Fintech is already transforming the small business landscape, but there’s no doubt the most dramatic changes are yet to come.
Karen G. Mills, who spent five years working in President Barack Obama’s Cabinet as Administrator of the Small Business Administration (SBA), has written a book inspired by her time in government called Fintech, Small Business & the American Dream. We sat down with Karen to discuss her belief that fintech could lead to entrepreneurial utopia – as long as we keep the dark side of digital transformation under control.
Can you tell me a bit about your work with small businesses as part of President Barack Obama’s Cabinet?
I had the great honour of working for President Barack Obama heading the SBA from 2009 to 2013. I had responsibility for all of America’s entrepreneurs and small business owners – there was only one problem and that was the timing. I took the job in the first quarter of 2009 in the middle of the financial crisis.
In my first quarter in office, we lost 1.8 million small business jobs. The reason was that, in a credit crisis, small businesses are among the entities that suffer the most because they are dependent on their banks for access to capital and, in the most recent financial crisis, banks froze.
How did you tackle the challenges faced by small businesses during the financial crisis?
I believed the job was to solve this problem, so I took action to help small businesses get loans. I convinced President Obama and Larry Summers, who was the Director of the National Economic Council, to let me raise the guarantee rate on SBA loans to 90 per cent. In the US, the SBA is uniquely authorised to guarantee bank loans. The bank makes the loan and then through the SBA the government guarantees a portion of them. Previously, the SBA guaranteed 75 per cent, but when I raised it there was an immediate effect on the market: 1,000 banks returned to SBA lending within six months and we had three record years of lending to small businesses.
Was your decision to raise the SBA loan guarantee rate to 90 per cent controversial?
I had to convince the economic team in the White House that we wouldn’t get all the bad loans. I had done some analysis that showed that the fact that nobody was lending would allow us to attract the cream of the small businesses out there. In fact, the credit scores went up by an average of about 100 points so that proved to be correct.
At the time it was a daring tactic, but it was also a very deep crisis and I knew that small businesses were hurting all over the country.
How do you think small businesses today could benefit from digital transformation?
It used to be that you would go to a bank with a pile of paperwork, the banker would say come back in three months, and sometimes the answer was no. It was a very long and painful process, but technology has the power to change two of the big frictions that caused those difficulties.
The first is information opacity – it’s very difficult to figure out whether a small business is creditworthy. The second friction is called heterogeneity – the fact that not all small businesses are the same, so as a lender you could be assessing a dry cleaner one day and then a funeral home the next. This makes it hard to get a credit file of like businesses and figure out what the profile of the desirable customer would be.

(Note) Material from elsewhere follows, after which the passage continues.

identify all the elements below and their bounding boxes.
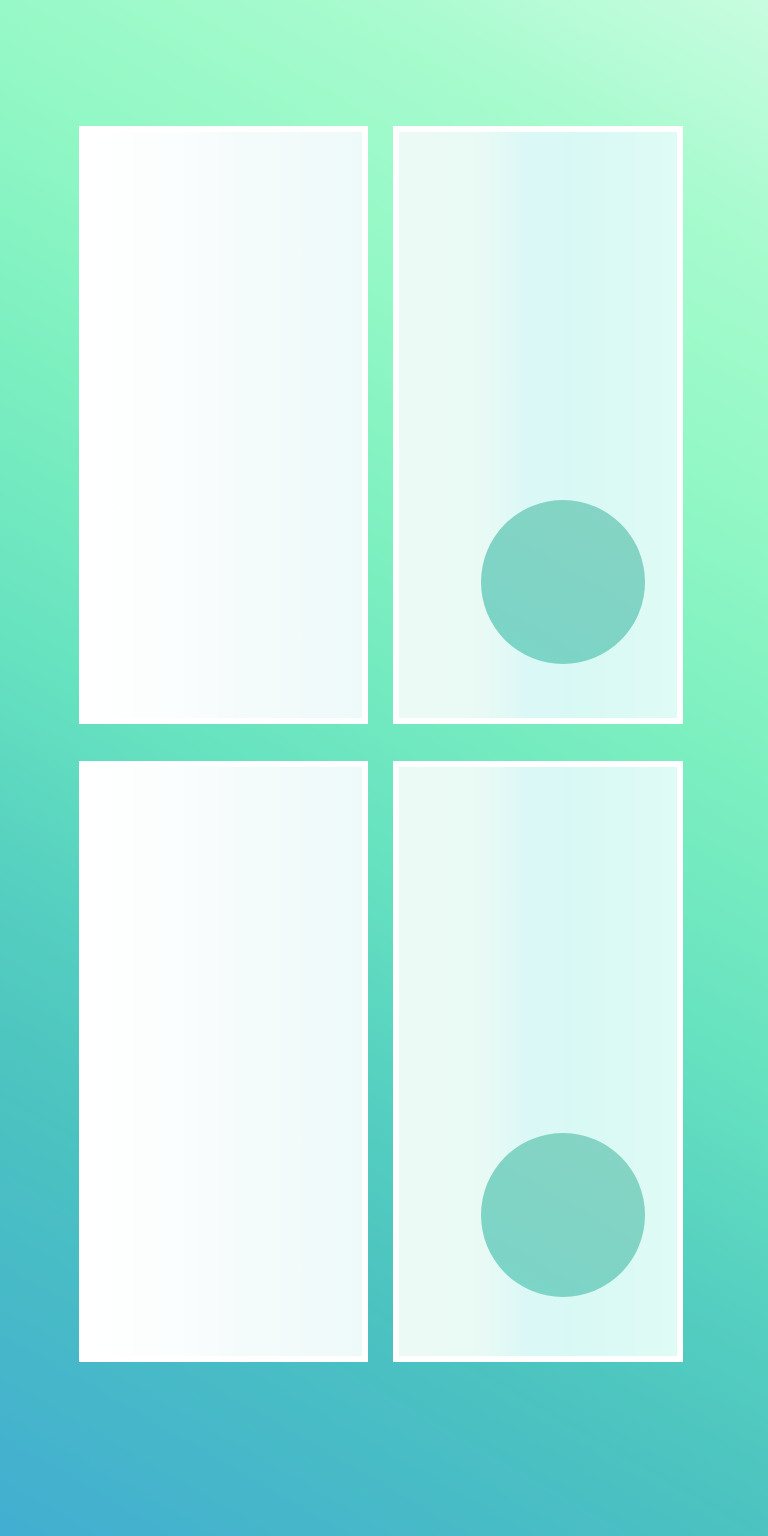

Big data and technology will change all that. Imagine you are a small business owner and you’re sitting down with your banker – each of you has a dashboard which has collected your financial information and the algorithm inside has processed it to give you a projection of the cashflow for your business.
This would be transformative – in fact in the book I call it small business utopia.
What risks do small businesses face in this new environment?
There’s definitely a dark side to technology. For example, imagine there’s an error in the algorithm deciding whether you are creditworthy. Today, if there’s a problem with your credit score, there are ways to correct it. If it’s inside an algorithm, who gets to look at it and see what’s going on?
Artificial intelligence is built on the premise that if you train an algorithm with a certain set of data it will learn. One of the issues we have is, what if our existing data has bias? I know from my experience that businesses owned by women and minorities have more difficulty accessing credit, and there’s a concern that we have not yet figured out how to write the algorithms that don’t learn from past biases.
What do you think the overall effect of Fintech will be on the small business landscape?
I think fintech will be transformative for small businesses and it will happen faster than we think. In the next two to three years, I anticipate that we will have significantly better products and services that will allow small businesses more options for capital, which could prevent them from having life-threatening cash crunches.
This is important because in the US small businesses account for half of all jobs, and in the UK that number is slightly bigger – at 54 per cent.
Even more importantly, small businesses have long been a way to increase access and opportunity. In the US, many people have come to the country without anything and built businesses and achieved great prosperity. This is the story of my family and it’s the reason I called my book Fintech, Small Business & the American Dream. If technology creates the kinds of opportunities for small businesses that we hope, then more people can achieve success.